In fact, ever since the charity informed me that it wouldn't contemplate 'paying people differently' - and even though that is exactly what they do already - I have been behaving (a bit) like an intern. And they know it. The cunning plan has been in force for the past 10 months: paid work for 3 days, another 1, or 2 or 3 days as unofficial intern - and fiddling the work plan to make it look as though the work that takes 4, 5 or 6 days can be done in 3. They know it's a lie.

But they won't formalise the lie. They are happy for the lie to lie there, unacknowledged: they get the 4 or 5 days that they wanted me to work, and bank the cash. They are even happy, generally, to take on volunteers, and add them to the balance sheet as 'contributions in kind' (some, not all).
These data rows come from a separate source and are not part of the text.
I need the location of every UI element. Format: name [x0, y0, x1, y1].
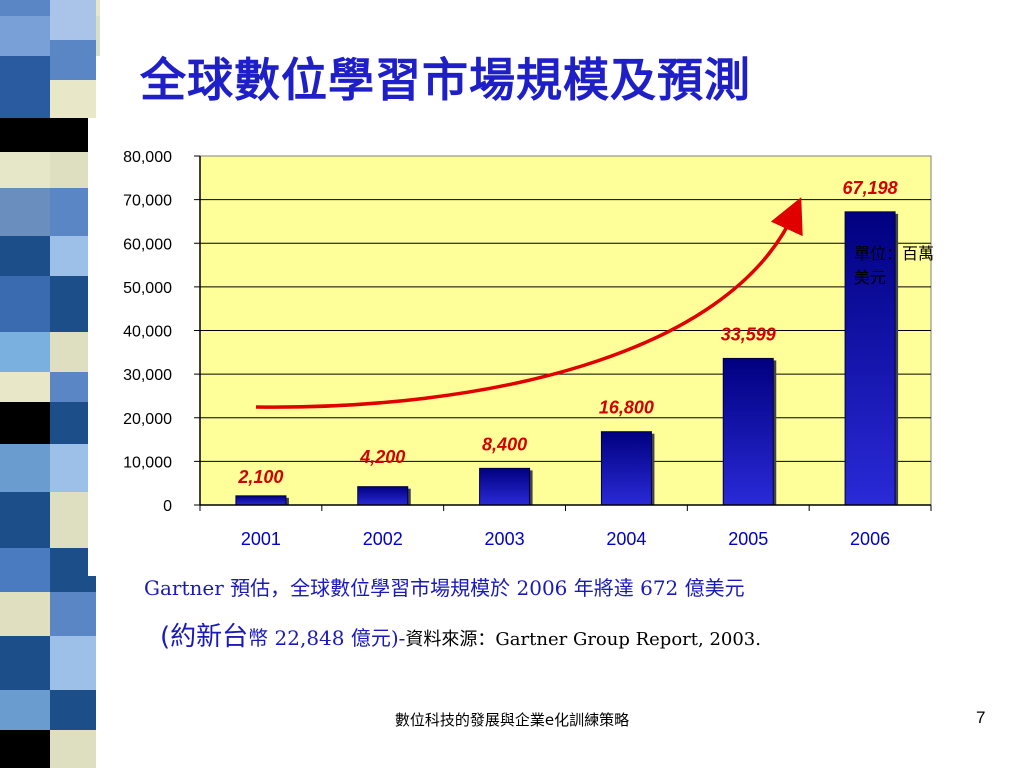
decorative-side-strip [0, 0, 100, 768]
caption-line-1: Gartner 預估，全球數位學習市場規模於 2006 年將達 672 億美元 [144, 576, 745, 600]
slide-title: 全球數位學習市場規模及預測 [140, 53, 751, 107]
bar [479, 467, 531, 506]
y-tick-label: 70,000 [123, 193, 172, 210]
bar [357, 486, 409, 506]
bar [600, 431, 652, 506]
y-tick-label: 60,000 [123, 236, 172, 253]
footer-text: 數位科技的發展與企業e化訓練策略 [394, 711, 630, 729]
y-tick-label: 0 [163, 498, 172, 515]
y-tick-label: 80,000 [123, 149, 172, 166]
y-tick-label: 30,000 [123, 367, 172, 384]
data-label: 33,599 [721, 324, 776, 344]
caption-paren-prefix: (約新台 [160, 622, 249, 652]
bar [235, 495, 287, 506]
data-label: 2,100 [237, 467, 283, 487]
y-tick-label: 10,000 [123, 454, 172, 471]
bar [844, 211, 896, 506]
data-label: 4,200 [359, 447, 405, 467]
y-tick-label: 20,000 [123, 411, 172, 428]
x-tick-label: 2006 [850, 529, 890, 549]
data-label: 8,400 [482, 434, 527, 454]
x-tick-label: 2001 [241, 529, 281, 549]
x-axis-ticks: 2001 2002 2003 2004 2005 2006 [199, 505, 932, 549]
page-number: 7 [976, 708, 986, 727]
data-labels: 2,100 4,200 8,400 16,800 33,599 67,198 [237, 178, 897, 487]
unit-note: 單位：百萬美元 [854, 244, 935, 287]
caption-line-2: (約新台幣 22,848 億元)-資料來源：Gartner Group Repo… [160, 616, 761, 653]
caption-amount: 幣 22,848 億元)- [248, 626, 406, 650]
trend-arrow [255, 197, 803, 409]
data-label: 16,800 [599, 398, 654, 418]
x-tick-label: 2002 [363, 529, 403, 549]
y-tick-label: 40,000 [123, 324, 172, 341]
x-tick-label: 2005 [728, 529, 768, 549]
data-label: 67,198 [843, 178, 898, 198]
x-tick-label: 2003 [485, 529, 525, 549]
bar [722, 357, 774, 506]
bars [235, 211, 899, 506]
gridlines [200, 199, 931, 462]
y-tick-label: 50,000 [123, 280, 172, 297]
chart-panel: 0 10,000 20,000 30,000 40,000 50,000 60,000 70,… [88, 118, 936, 576]
x-tick-label: 2004 [606, 529, 646, 549]
caption-source: 資料來源：Gartner Group Report, 2003. [405, 629, 761, 650]
bar-chart: 0 10,000 20,000 30,000 40,000 50,000 60,000 70,… [123, 149, 932, 549]
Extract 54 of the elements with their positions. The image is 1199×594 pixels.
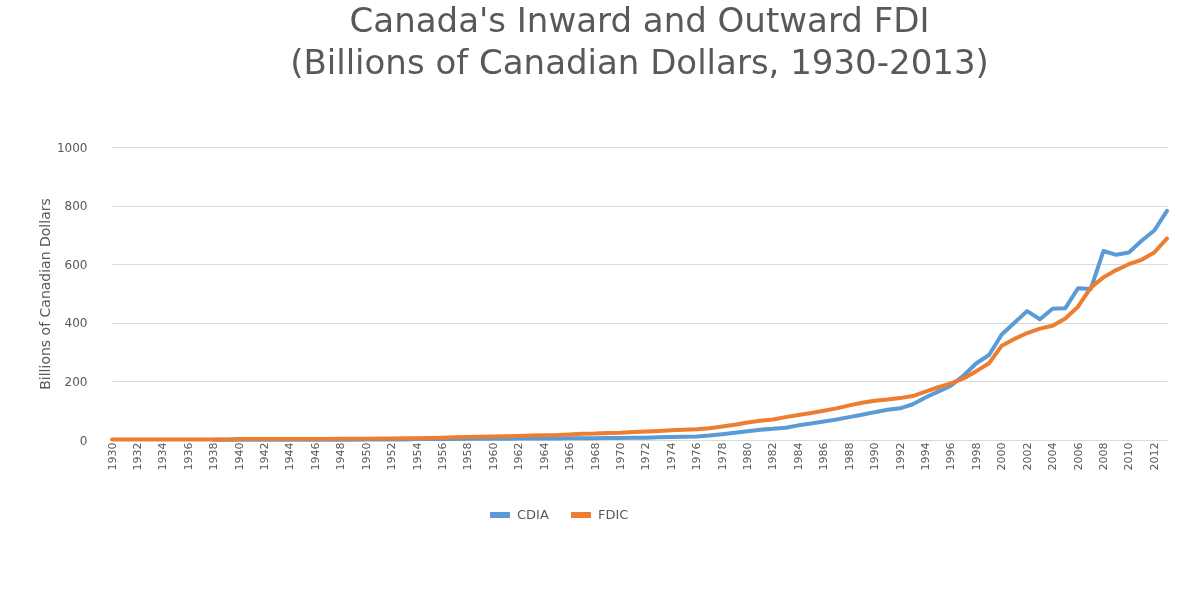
x-tick-label: 1984 — [791, 442, 805, 471]
x-tick-label: 1958 — [461, 442, 475, 471]
x-tick-label: 1982 — [766, 442, 780, 471]
x-tick-label: 1936 — [181, 442, 195, 471]
x-tick-label: 1932 — [130, 442, 144, 471]
legend-label: CDIA — [517, 507, 549, 522]
x-tick-label: 1950 — [359, 442, 373, 471]
x-tick-label: 1966 — [563, 442, 577, 471]
x-tick-label: 1978 — [715, 442, 729, 471]
x-tick-label: 1980 — [741, 442, 755, 471]
x-tick-label: 1930 — [105, 442, 119, 471]
y-tick-label: 1000 — [56, 140, 88, 155]
y-tick-label: 600 — [64, 257, 88, 272]
x-tick-label: 1968 — [588, 442, 602, 471]
x-tick-label: 2010 — [1122, 442, 1136, 471]
x-tick-label: 2012 — [1147, 442, 1161, 471]
x-tick-label: 1970 — [613, 442, 627, 471]
x-tick-label: 1962 — [512, 442, 526, 471]
x-tick-label: 1956 — [435, 442, 449, 471]
y-axis-title: Billions of Canadian Dollars — [36, 198, 53, 390]
x-tick-label: 1940 — [232, 442, 246, 471]
x-tick-label: 1986 — [817, 442, 831, 471]
x-tick-label: 1998 — [969, 442, 983, 471]
legend-label: FDIC — [598, 507, 629, 522]
y-tick-label: 400 — [64, 316, 88, 331]
x-tick-label: 2000 — [995, 442, 1009, 471]
x-tick-label: 1994 — [918, 442, 932, 471]
x-tick-label: 1934 — [156, 442, 170, 471]
y-tick-label: 200 — [64, 374, 88, 389]
x-tick-label: 1944 — [283, 442, 297, 471]
x-tick-label: 1964 — [537, 442, 551, 471]
x-tick-label: 1948 — [334, 442, 348, 471]
x-tick-label: 1972 — [639, 442, 653, 471]
x-tick-label: 2004 — [1046, 442, 1060, 471]
x-tick-label: 1960 — [486, 442, 500, 471]
x-tick-label: 1974 — [664, 442, 678, 471]
x-tick-label: 2006 — [1071, 442, 1085, 471]
x-tick-label: 2002 — [1020, 442, 1034, 471]
chart-subtitle: (Billions of Canadian Dollars, 1930-2013) — [290, 42, 989, 82]
chart-title: Canada's Inward and Outward FDI — [349, 0, 930, 40]
x-tick-label: 1988 — [842, 442, 856, 471]
line-series — [110, 236, 1169, 442]
y-tick-label: 800 — [64, 199, 88, 214]
x-tick-label: 1952 — [385, 442, 399, 471]
x-tick-label: 1954 — [410, 442, 424, 471]
x-tick-label: 1990 — [868, 442, 882, 471]
x-tick-label: 1992 — [893, 442, 907, 471]
x-tick-label: 1942 — [258, 442, 272, 471]
x-tick-label: 1996 — [944, 442, 958, 471]
x-tick-label: 1946 — [308, 442, 322, 471]
x-tick-label: 1976 — [690, 442, 704, 471]
x-tick-label: 1938 — [207, 442, 221, 471]
x-tick-label: 2008 — [1096, 442, 1110, 471]
y-tick-label: 0 — [79, 433, 88, 448]
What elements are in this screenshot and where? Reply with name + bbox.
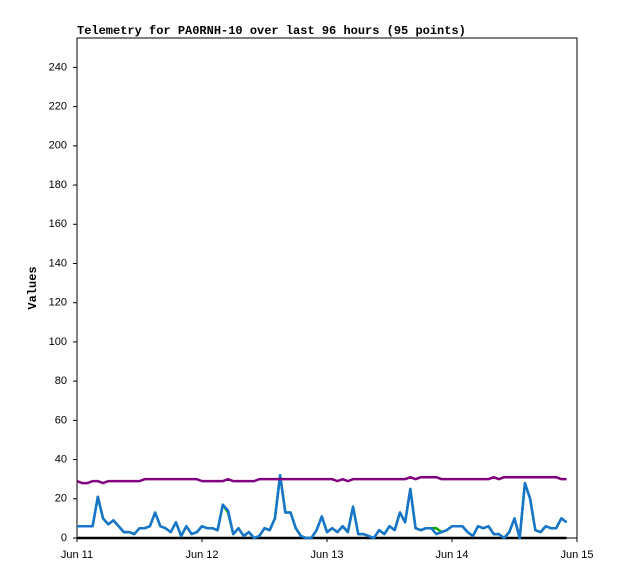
- y-tick-label: 180: [49, 179, 67, 191]
- series-line: [76, 475, 567, 485]
- x-tick-label: Jun 13: [310, 549, 343, 561]
- y-axis-label: Values: [26, 266, 40, 309]
- x-tick-label: Jun 12: [185, 549, 218, 561]
- y-tick-label: 20: [55, 493, 67, 505]
- y-tick-label: 160: [49, 218, 67, 230]
- series-line: [77, 474, 568, 540]
- chart-title: Telemetry for PA0RNH-10 over last 96 hou…: [77, 24, 466, 38]
- series-line: [77, 474, 568, 540]
- y-tick-label: 120: [49, 297, 67, 309]
- y-tick-label: 220: [49, 101, 67, 113]
- y-tick-label: 240: [49, 61, 67, 73]
- y-tick-label: 100: [49, 336, 67, 348]
- plot-frame: [76, 37, 578, 539]
- y-tick-label: 200: [49, 140, 67, 152]
- y-tick-label: 80: [55, 375, 67, 387]
- y-tick-label: 60: [55, 414, 67, 426]
- x-tick-label: Jun 15: [560, 549, 593, 561]
- y-tick-label: 40: [55, 453, 67, 465]
- y-tick-label: 140: [49, 257, 67, 269]
- y-tick-label: 0: [61, 532, 67, 544]
- x-tick-label: Jun 11: [61, 549, 93, 561]
- x-tick-label: Jun 14: [435, 549, 468, 561]
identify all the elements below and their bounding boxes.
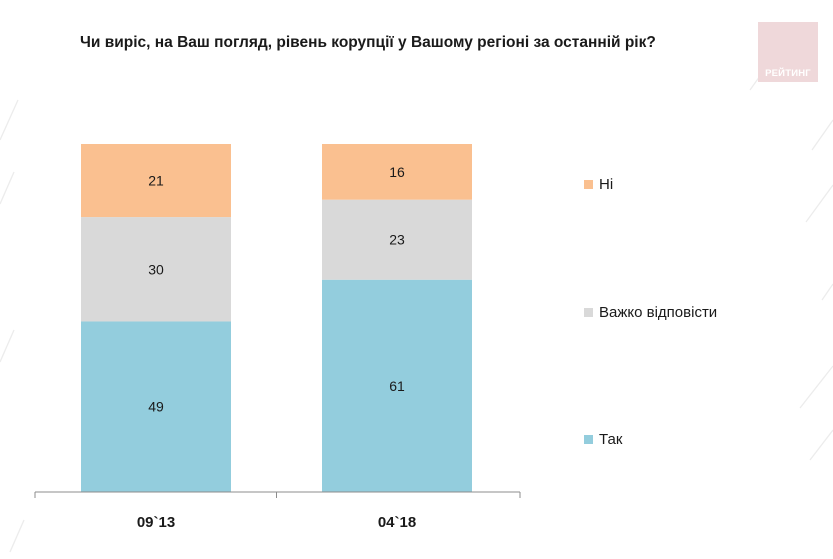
rating-logo: РЕЙТИНГ: [758, 22, 818, 82]
legend-swatch-hard-to-say: [584, 308, 593, 317]
data-label: 21: [148, 173, 164, 189]
bar-segment: [322, 144, 472, 200]
bar-segment: [81, 144, 231, 218]
bar-segment: [322, 279, 472, 492]
legend-label-hard-to-say: Важко відповісти: [599, 304, 718, 321]
data-label: 30: [148, 261, 164, 277]
bar-segment: [81, 321, 231, 492]
chart-title: Чи виріс, на Ваш погляд, рівень корупції…: [80, 34, 656, 51]
x-tick-label: 09`13: [137, 514, 175, 531]
data-label: 16: [389, 164, 405, 180]
legend-label-ni: Ні: [599, 176, 614, 193]
data-label: 23: [389, 232, 405, 248]
bar-segment: [322, 199, 472, 280]
data-label: 49: [148, 399, 164, 415]
logo-text: РЕЙТИНГ: [765, 68, 811, 79]
legend-swatch-ni: [584, 180, 593, 189]
x-tick-label: 04`18: [378, 514, 416, 531]
data-label: 61: [389, 378, 405, 394]
legend-swatch-tak: [584, 435, 593, 444]
bar-segment: [81, 217, 231, 322]
legend-label-tak: Так: [599, 431, 623, 448]
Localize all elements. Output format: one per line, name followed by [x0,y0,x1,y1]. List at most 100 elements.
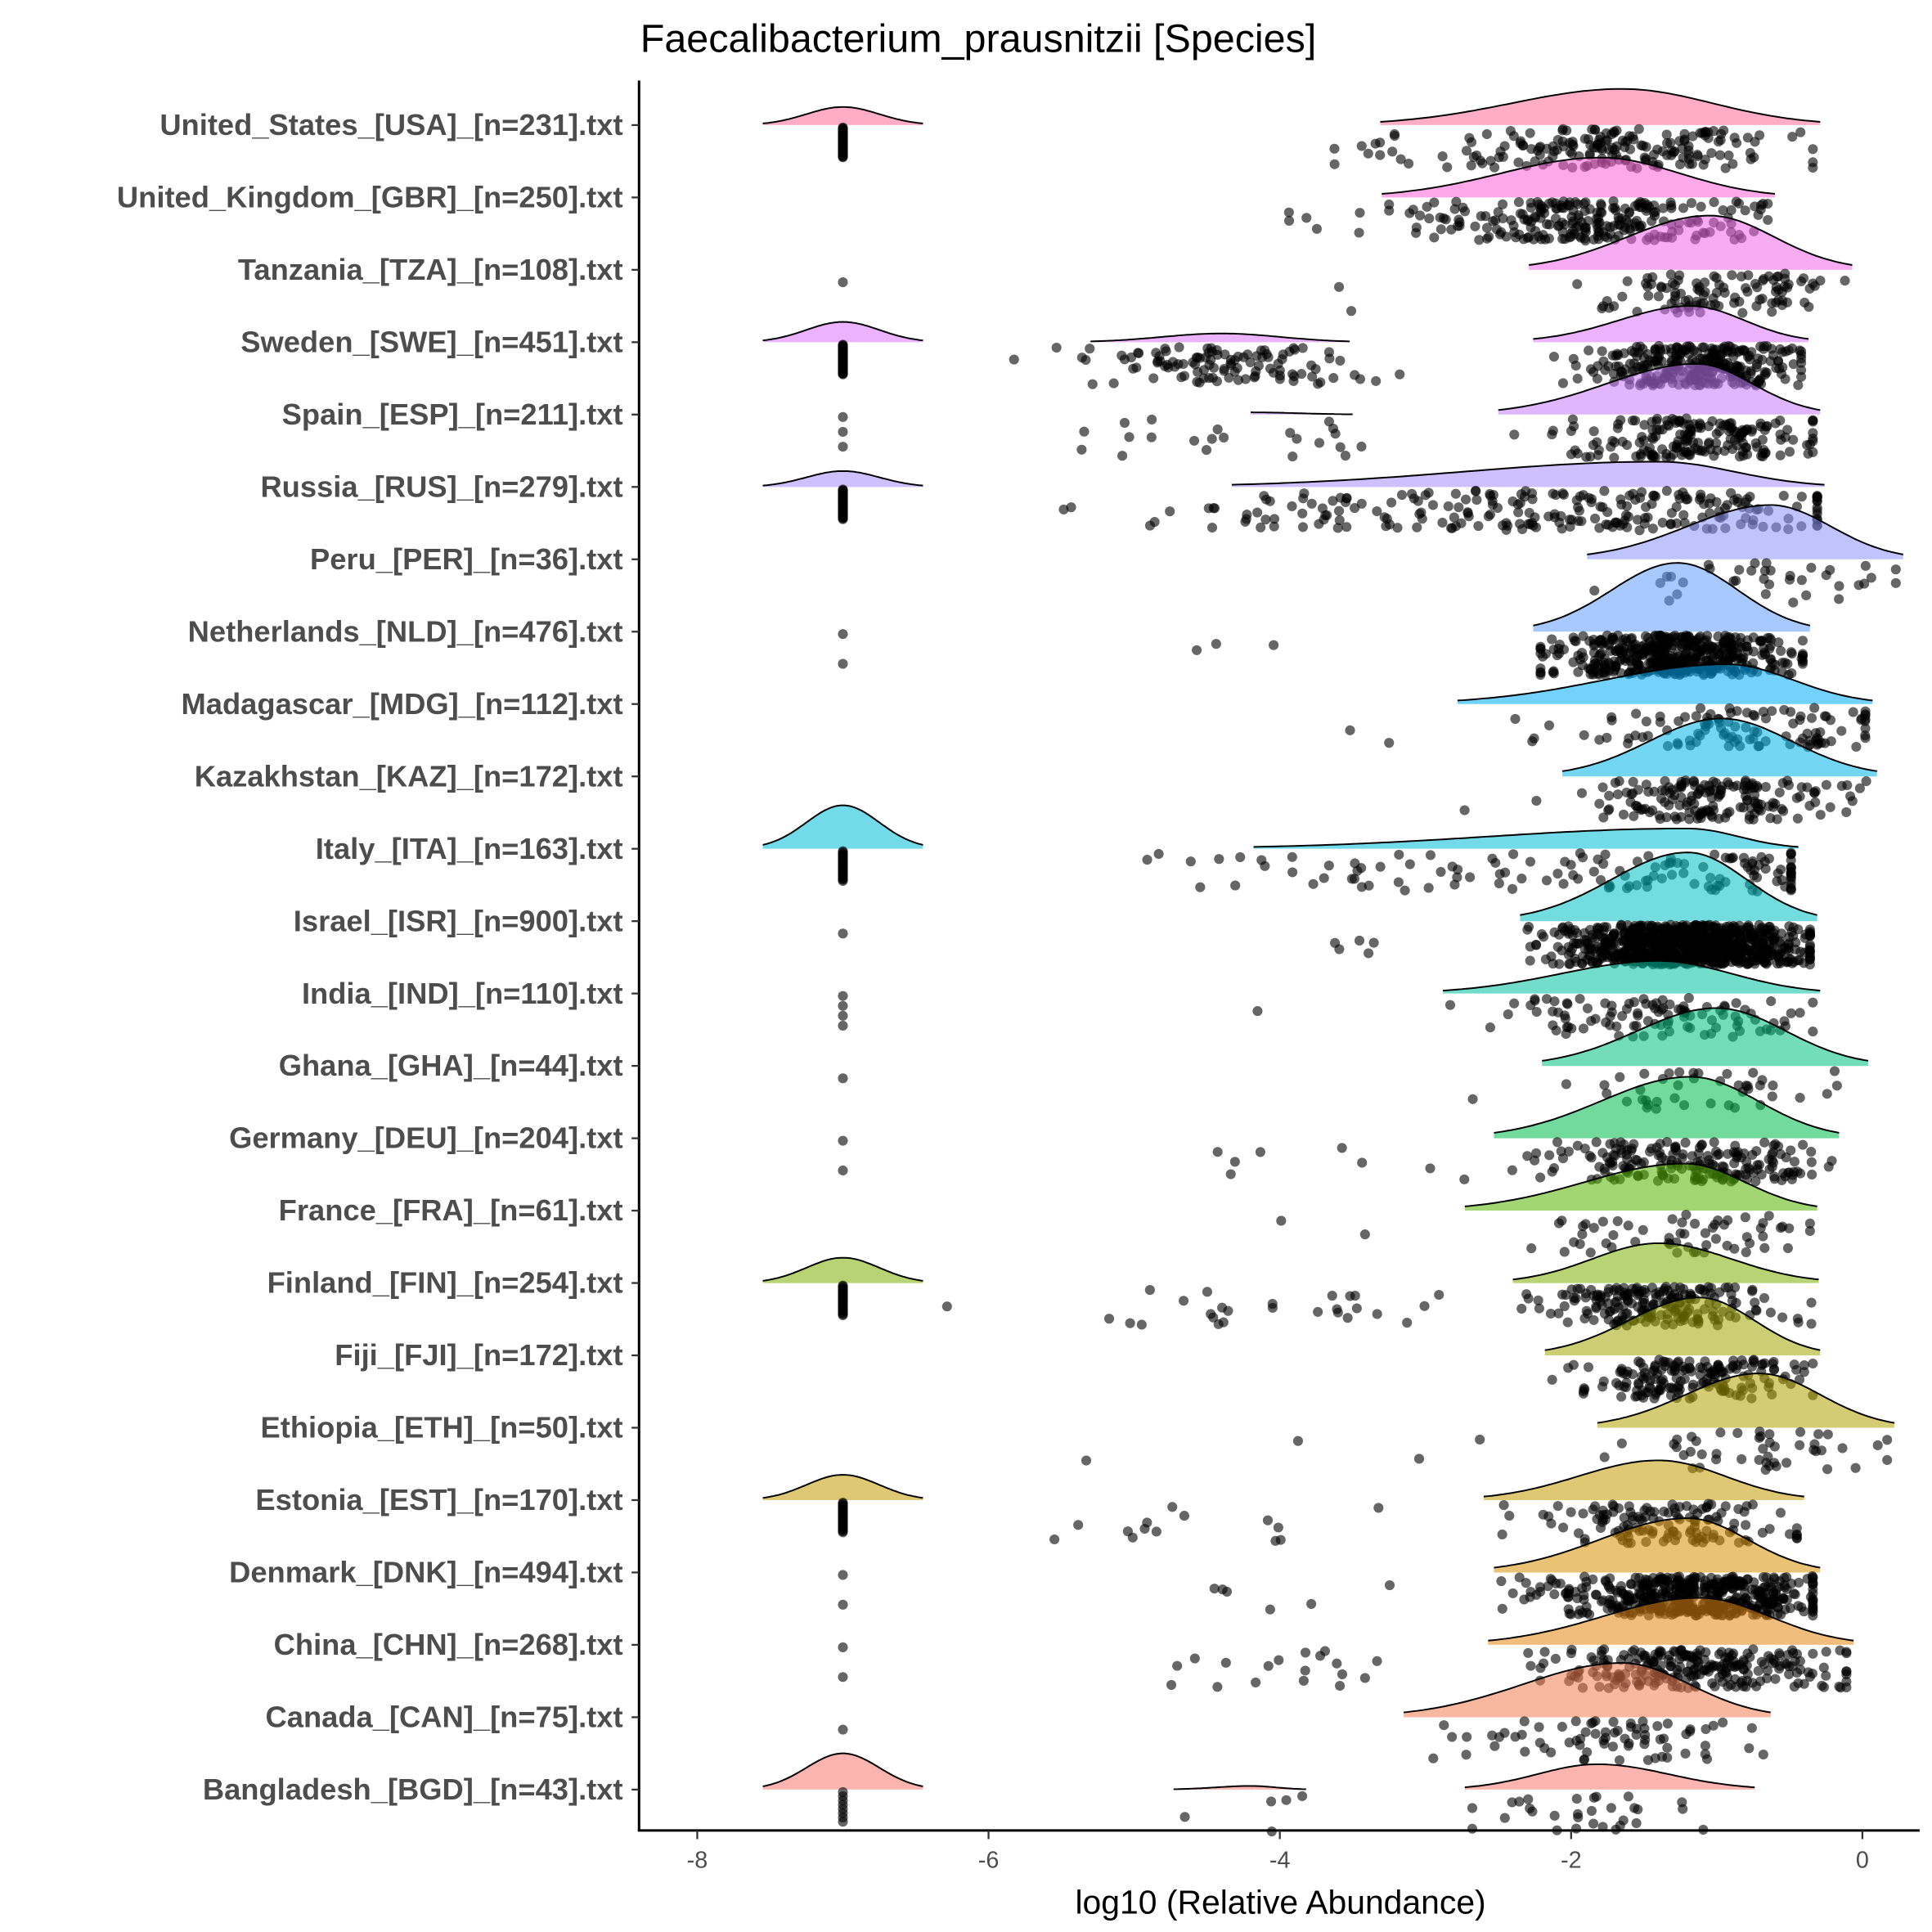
data-point [1882,1454,1893,1466]
row-5 [762,461,1825,536]
data-point [1667,1499,1678,1510]
density-outline [1533,562,1811,627]
density-fill [1494,1076,1840,1139]
data-point [1643,290,1654,301]
data-point [1660,950,1671,960]
data-point [1323,860,1334,871]
data-point [1782,1242,1793,1253]
data-point [1548,959,1558,969]
data-point [1731,998,1741,1009]
data-point [1788,359,1799,370]
data-point [1122,1526,1133,1537]
density-fill [1483,1460,1804,1501]
data-point [1768,1081,1778,1091]
data-point [1792,1314,1803,1324]
data-point [1508,849,1519,860]
data-point [1270,1535,1281,1546]
data-point [1230,880,1241,891]
data-point [1711,287,1722,298]
data-point [1766,995,1777,1007]
data-point [1566,1284,1577,1295]
data-point [1167,1502,1178,1512]
data-point [1759,643,1769,654]
data-point [1201,445,1212,456]
data-point [1717,949,1728,959]
data-point [1498,199,1508,209]
data-point [1603,1579,1614,1591]
data-point [1603,361,1614,371]
data-point [1860,723,1871,734]
density-fill [1380,88,1821,125]
data-point [1602,135,1612,146]
data-point [1758,199,1768,209]
data-point [1485,1022,1495,1033]
data-point [1474,235,1485,245]
data-point [1538,1509,1548,1520]
data-point [1624,1501,1634,1512]
data-point [1473,520,1484,532]
data-point [1620,935,1631,946]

But they won't add this contribution; and more importantly, they won't allow the grant that has been allocated to pay for 4 days' of my work to be redistributed: to be used to pay for 3 days' work, with the rest fed back into the project (with the funder's agreement).

The same amount of time would be spent on the project, but the money would go further. It can't be done, apparently.

nick clegg's vision

My colleagues at the human rights charity are in a frenzy of excitement about Nick Clegg. Cleggomaniacs, to add to their Obamamania (still!). Clegg's vision is even being posted round the office to illustrate the great white hopes of this great white well-educated, well-spoken and well financially endowed young man:

"I believe every single person is extraordinary. The tragedy is that we have a society where too many people never get to fulfil that extraordinary potential. My view – the liberal view – is that government’s job is to help them to do it. Not to tell people how to live their lives. But to make their choices possible, to release their potential, no matter who they are. The way to do that is to take power away from those who hoard it. To challenge vested interests. To break down privilege. To clear out the bottlenecks in our society that block opportunity and block progress. And so give everyone a chance to live the life they want."

So here are a few articles and nuggets to suggest the clear blue sea between the Deputy Prime Minister and his new coalition partner is not so very clear (though very blue):

Praise from the Torygraph:

the two main contenders for the Lib Dem crown are Nick Clegg, the party's home affairs spokesman, and Chris Huhne, the environment spokesman who was runner-up to Sir Ming at the last contest.

They, and indeed almost all the others whose names are now being dropped, both contributed in 2004 to the now celebrated Orange Book, a work of political philosophy of which I fear we shall be hearing a great deal in the weeks to come.

The book was about "reclaiming liberalism". It had a sensible and attractive theme running through it. This is, after all, the inheritor party of Gladstone, Cobden and Bright. In its DNA is to be found a belief in free trade and free markets. Tactfully, and with surprisingly little shock being caused, these ancient doctrines were dusted off, and suggestions made about their possible relevance to the future governance of Britain.

Mr Clegg is felt to be more of a "Tory" than Mr Huhne. This is not just because he once worked for Leon Brittan, but because his belief in traditional liberal values of the sort adopted by Margaret Thatcher in her economic programme is thought to be rather strong.

His detractors call him "Right-wing", an absurd phrase at the best of times, and probably ludicrous in his case.

From http://www.telegraph.co.uk/comment/3643387/Lib-Dems-would-be-better-off-...

Yes We Can't

So many conversations recently which end with a little sneer: 'We can't do that though can we'. Then there may be an afterthought, a killer blow non-sequitur, particularly if you dared to question why we can't do that.

'You'd go back to the stone age then, would you?'

'So al quaeda would just lay down their weapons, would they'

'Well if we're talking about communism [sneer]...' (which we aren't).

We just can't do that; not any of it. Because it's not what we have now, and because the alternatives to what we have now are - well, the stone age, communism, or fairyland. It's obvious.